While few men will admit that Doherty's dandyism ever exerted an influence on them, many a portly gent has squeezed himself into some minuscule black jeans to misspend his middle youth. The kids have also happily wasted thousands on hats, which last one night out before being crushed. If the straw hat no longer fits, who next can men turn to for sartorial inspiration in the coming seasons?
Style icons are a tricky concept for men. It remains a very brave act to waltz into a hairdresser with a page ripped out of Shoot! and request a David Beckham. And it is an even more courageous thing to march into a clothes emporium with a picture of the Babyshambles front man and ask Ted Baker or Paul Smith for a similar look. Women are much less inhibited; they can openly cite inspiration from Sienna Miller or Chloe; Sevigny or, hell, request a Vicky Beckham bob without mockery from their peers.

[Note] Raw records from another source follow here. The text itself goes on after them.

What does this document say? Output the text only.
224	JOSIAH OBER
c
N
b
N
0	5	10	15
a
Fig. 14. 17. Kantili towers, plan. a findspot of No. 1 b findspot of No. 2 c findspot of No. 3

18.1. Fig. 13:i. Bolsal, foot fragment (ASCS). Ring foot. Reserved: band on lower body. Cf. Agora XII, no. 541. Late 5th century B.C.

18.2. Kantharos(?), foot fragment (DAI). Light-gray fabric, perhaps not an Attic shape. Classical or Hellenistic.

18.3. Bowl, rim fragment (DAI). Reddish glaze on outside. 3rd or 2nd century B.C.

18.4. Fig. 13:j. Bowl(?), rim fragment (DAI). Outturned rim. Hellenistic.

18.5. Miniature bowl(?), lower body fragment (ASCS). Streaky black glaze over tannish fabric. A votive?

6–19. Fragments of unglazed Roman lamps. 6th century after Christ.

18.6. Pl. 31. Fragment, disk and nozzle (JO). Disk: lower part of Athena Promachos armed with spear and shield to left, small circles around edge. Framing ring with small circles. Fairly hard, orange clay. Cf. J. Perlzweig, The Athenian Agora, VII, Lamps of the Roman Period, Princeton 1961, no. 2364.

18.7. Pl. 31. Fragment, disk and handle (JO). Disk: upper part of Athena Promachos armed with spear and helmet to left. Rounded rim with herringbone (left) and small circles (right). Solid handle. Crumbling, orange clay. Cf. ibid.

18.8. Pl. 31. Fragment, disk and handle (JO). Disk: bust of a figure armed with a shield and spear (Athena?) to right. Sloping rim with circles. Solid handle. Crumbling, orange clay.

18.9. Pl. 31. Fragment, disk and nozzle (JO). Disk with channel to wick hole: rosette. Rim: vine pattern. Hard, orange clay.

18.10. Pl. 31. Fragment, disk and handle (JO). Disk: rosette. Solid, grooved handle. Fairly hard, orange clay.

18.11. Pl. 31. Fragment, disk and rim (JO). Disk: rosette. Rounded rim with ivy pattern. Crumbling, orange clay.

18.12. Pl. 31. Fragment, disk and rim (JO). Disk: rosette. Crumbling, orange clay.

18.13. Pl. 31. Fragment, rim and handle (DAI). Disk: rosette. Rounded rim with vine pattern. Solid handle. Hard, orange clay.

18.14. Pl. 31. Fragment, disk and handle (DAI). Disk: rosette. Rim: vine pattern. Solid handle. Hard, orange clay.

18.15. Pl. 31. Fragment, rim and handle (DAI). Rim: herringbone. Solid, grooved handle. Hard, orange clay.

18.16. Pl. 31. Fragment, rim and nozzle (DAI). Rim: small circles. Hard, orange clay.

I asked six male friends who their style icon was. The answer was a resounding dunno. One mate is unquestionably a Doherty clone although firmly in denial about it. The rest are probably right in arguing that they take their cues from the street or the media, although one admitted he liked Wes Anderson's “geek style.” The American director of the beautifully styled The Royal Tenenbaums and The Life Aquatic apparently gets his favorite tailor in New York to knock up suits in all shades of corduroy. Sounds iconic to me, but it's probably a niche taste.
Despite being dull viewing, Britain's Big Brother 7 TV show throws up a couple of contenders. Tourette's sufferer Pete Bennett entered the house with a twirl of a Doherty-esque hat. He has since proved less iconic Babyshambles and more the perfect gentleman with a couple of pairs of loud trousers.
Meanwhile, the stock of Big Brother's Russell Brand's brand has never been higher. Breathlessly billed by one Sunday newspaper as “a cross between three of the most sexually charismatic people ever to have lived — Lord Byron, Mick Jagger and Kate Moss,” the comedian may once have shared Doherty's dalliances with hard drugs and Kate Moss, but is he really a style icon? A former lady friend of Brand's reckons he has a tiny wardrobe, wears girl's jeans (don't they all?) and has a smelly dreadlock underneath his explosion of 1980s rock-star hair. That, coupled with his silk scarves, gives him the look of Whitesnake or, heaven forfend, The Darkness.
Most men last wore a scarf out of season when they were 14 and needed to hide a love bite from mum. “It's the hairy chest that makes it a bit wrong for me,” says Alex Needham, associate editor of the NME. “He also looks too big for the clothes, like he is bursting out of them, which always looks bad for blokes.”
It has been a summer of what-might-have-beens, and what might have come to pass. If Beckham disappointed on the pitch at the World Cup, he upped his game by serving up the summer's iconic male style image: the boat, the glistening body and those tiny white swimming trunks. Many fashion watchers believe that Beckham remains the nearest thing to a male style icon. As Topman's design director Gordon Richardson has noted, men are basically conservative beasts and won't wear something until they see it looking OK on someone else.